Hi, I want to know the most efficient Dataset
/DataLoader
setup to lazy load a large .npy array dataset. I’ve already tried these methods and found them be needlessly inefficient:
• Loading the .npy
file as a persistent numpy mmap (via np.load(mmap_mode=‘r’)
) → The caching is great, but unfortunately it doesn’t play nice with parallel data loaders and occasionally makes __getitem__()
take like x4-x6 longer than it does with num_workers=0
(e.g. 30-60 seconds vs 4 seconds).
• Loading the .npy
file as a persistent torch mmap (via torch.from_file
) → This is sometimes faster than numpy, but it has the same problem when num_workers
>0 and it sometimes OOMs from too much shared memory (i.e. greater cache usage).

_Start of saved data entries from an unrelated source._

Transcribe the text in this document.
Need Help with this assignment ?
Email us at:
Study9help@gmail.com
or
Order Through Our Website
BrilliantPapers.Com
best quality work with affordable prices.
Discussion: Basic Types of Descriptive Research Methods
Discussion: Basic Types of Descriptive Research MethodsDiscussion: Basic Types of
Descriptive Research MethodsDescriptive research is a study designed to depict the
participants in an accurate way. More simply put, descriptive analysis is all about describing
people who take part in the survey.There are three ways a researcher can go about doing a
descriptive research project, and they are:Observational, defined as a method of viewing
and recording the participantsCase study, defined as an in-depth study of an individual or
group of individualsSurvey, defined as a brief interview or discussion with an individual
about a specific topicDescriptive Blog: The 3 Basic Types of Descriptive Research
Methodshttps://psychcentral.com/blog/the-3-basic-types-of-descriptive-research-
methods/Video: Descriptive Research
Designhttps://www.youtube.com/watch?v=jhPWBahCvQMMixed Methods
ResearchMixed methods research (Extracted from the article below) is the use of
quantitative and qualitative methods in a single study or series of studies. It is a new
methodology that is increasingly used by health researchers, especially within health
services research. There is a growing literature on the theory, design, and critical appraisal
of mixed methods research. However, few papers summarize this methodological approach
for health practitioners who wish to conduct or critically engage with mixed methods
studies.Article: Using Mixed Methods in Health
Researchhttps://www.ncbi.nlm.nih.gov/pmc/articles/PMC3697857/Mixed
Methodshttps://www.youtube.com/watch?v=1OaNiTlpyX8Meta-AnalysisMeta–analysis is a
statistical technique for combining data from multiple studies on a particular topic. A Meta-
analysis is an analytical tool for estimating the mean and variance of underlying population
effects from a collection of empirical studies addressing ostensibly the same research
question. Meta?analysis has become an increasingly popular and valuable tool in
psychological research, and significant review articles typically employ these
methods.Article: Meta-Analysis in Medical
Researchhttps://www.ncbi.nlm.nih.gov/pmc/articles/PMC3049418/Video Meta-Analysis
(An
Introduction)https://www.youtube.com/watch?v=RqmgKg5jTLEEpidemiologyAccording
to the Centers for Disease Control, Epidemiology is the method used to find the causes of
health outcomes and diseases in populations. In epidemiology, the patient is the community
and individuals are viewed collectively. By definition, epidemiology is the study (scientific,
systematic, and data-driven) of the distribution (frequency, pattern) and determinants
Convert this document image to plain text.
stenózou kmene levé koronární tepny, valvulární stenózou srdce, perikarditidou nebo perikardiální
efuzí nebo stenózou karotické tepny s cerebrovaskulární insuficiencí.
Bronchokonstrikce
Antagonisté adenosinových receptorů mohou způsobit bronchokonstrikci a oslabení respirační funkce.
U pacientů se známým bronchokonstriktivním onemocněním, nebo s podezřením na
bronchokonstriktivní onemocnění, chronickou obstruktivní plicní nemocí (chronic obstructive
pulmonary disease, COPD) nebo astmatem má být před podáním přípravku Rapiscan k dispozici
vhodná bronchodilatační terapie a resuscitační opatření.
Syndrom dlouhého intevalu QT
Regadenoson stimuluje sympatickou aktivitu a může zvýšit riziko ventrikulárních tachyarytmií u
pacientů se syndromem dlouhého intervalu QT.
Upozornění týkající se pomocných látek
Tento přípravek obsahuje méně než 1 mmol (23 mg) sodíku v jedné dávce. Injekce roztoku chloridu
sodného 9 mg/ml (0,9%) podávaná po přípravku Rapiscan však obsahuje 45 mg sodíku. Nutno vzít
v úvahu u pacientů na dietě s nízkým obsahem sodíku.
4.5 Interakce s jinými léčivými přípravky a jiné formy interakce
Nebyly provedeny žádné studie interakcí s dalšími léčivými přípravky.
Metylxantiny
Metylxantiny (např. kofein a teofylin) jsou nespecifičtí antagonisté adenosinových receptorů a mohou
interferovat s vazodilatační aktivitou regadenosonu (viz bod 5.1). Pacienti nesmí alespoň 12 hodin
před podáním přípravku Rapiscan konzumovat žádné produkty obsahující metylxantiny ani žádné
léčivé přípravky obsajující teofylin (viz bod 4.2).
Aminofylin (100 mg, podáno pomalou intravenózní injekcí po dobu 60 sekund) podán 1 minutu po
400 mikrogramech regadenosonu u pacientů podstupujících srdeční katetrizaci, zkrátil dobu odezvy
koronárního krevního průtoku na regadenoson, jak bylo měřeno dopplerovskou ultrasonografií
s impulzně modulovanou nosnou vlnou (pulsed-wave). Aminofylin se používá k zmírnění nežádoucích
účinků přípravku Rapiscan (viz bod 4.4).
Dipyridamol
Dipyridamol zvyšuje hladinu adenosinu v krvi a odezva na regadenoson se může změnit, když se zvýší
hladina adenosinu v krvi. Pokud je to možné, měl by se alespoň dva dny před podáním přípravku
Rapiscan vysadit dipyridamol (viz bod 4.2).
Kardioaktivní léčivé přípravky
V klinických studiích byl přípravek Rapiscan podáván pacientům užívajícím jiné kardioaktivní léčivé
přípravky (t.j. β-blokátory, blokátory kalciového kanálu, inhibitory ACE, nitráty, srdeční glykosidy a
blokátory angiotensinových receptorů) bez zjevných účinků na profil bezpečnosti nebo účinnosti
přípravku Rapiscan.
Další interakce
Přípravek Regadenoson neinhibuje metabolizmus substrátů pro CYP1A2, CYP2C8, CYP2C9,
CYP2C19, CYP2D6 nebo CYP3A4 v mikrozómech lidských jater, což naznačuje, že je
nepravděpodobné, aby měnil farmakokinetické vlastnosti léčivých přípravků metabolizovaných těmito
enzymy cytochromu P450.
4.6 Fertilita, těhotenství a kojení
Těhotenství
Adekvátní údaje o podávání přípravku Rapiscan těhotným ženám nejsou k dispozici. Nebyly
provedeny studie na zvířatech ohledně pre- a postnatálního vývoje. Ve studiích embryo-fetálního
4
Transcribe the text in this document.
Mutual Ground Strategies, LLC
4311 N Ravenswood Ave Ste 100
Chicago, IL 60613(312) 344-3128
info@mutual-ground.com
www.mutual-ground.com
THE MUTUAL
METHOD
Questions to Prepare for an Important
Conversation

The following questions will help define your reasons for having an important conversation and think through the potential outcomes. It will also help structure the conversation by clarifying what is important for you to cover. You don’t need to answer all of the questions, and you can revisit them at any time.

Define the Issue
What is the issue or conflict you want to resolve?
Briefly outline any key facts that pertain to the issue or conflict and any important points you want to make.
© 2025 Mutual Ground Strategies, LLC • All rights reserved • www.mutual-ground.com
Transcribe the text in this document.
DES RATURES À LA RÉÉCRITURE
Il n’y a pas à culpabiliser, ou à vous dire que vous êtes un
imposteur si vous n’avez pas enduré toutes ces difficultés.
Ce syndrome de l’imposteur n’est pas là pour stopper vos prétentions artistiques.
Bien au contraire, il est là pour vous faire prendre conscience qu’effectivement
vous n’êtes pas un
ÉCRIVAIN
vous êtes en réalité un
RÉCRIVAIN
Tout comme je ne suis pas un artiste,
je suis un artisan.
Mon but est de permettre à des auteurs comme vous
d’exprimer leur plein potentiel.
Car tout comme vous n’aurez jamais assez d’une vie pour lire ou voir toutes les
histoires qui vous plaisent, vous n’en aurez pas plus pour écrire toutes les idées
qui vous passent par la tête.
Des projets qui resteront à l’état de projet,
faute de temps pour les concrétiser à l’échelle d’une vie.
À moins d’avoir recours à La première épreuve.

• Lazily opening (& closing) temporary mmaps inside __getitem__()
→ There is a strange problem in linux where opening multiple mmaps on the same file causes extra overhead. …And I just found this method slower than the other options.
How can I achieve the ideal scenario where data loading/preprocessing costs are hidden by the DataLoader()
in this situation?
P.S. Once by chance (I cannot reproduce this) I got the dataloaders & the mmap working together; I had achieved like 80 ms per batch.